長州諸隊の挙兵、そして幕府による出兵、鎮圧という可能性も出てきたことで、西郷隆盛は自ら下関の諸隊本部へと乗り込み、幹部らを集めて会談を行うという思い切った行動に打って出ました。

八月十八日の政変、禁門の変と薩摩藩に煮え湯を飲まされた長州藩は、薩摩藩に対して強い恨みを持っていました。薩摩藩の中心的人物である西郷隆盛が長州に乗り込むということは、とても危険な行為でした。

命の危険をかえりみず下関に入った西郷隆盛は、長州諸隊の幹部たちを熱心に説得したことで、幹部たちの理解を得ることができました。

 

藩存続の危機に立たされていた長州藩は、西郷隆盛の決死の働きによって、第一次長州征討での実践を回避することができ、処分だけで済まされたのです。
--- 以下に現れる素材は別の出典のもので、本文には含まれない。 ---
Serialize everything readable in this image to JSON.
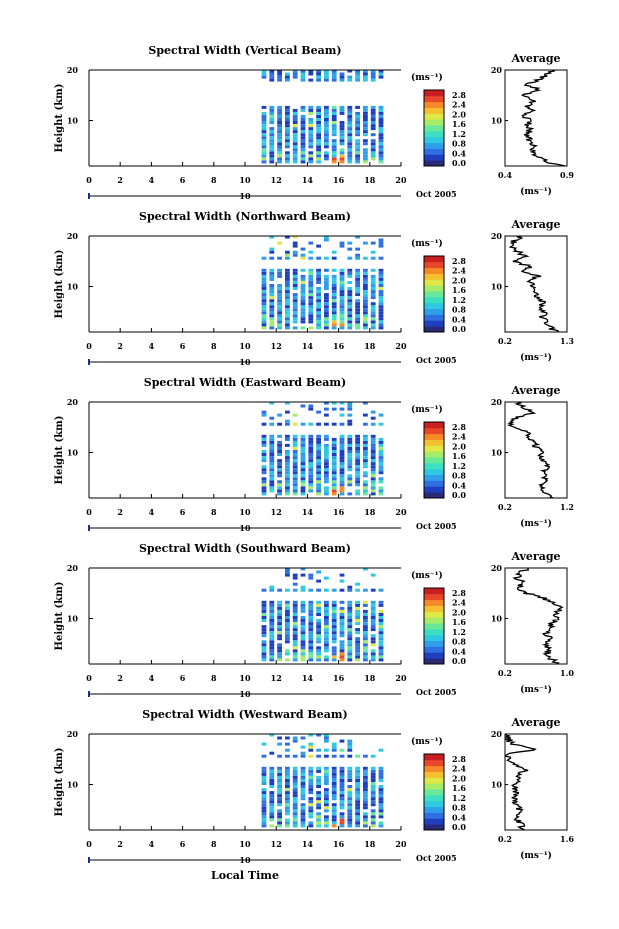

第一次長州征討の後、1866年には薩摩藩代表・西郷隆盛と長州藩代表・桂小五郎との間に薩長同盟が結ばれ、時世は一気に倒幕に傾き、第二次長州征伐では見事に幕府を打ち破ることになりますが、この第一次長州征討で西郷隆盛が長州藩存続のために全力を尽くしたことが歴史を動かす大きな力となっていたのです。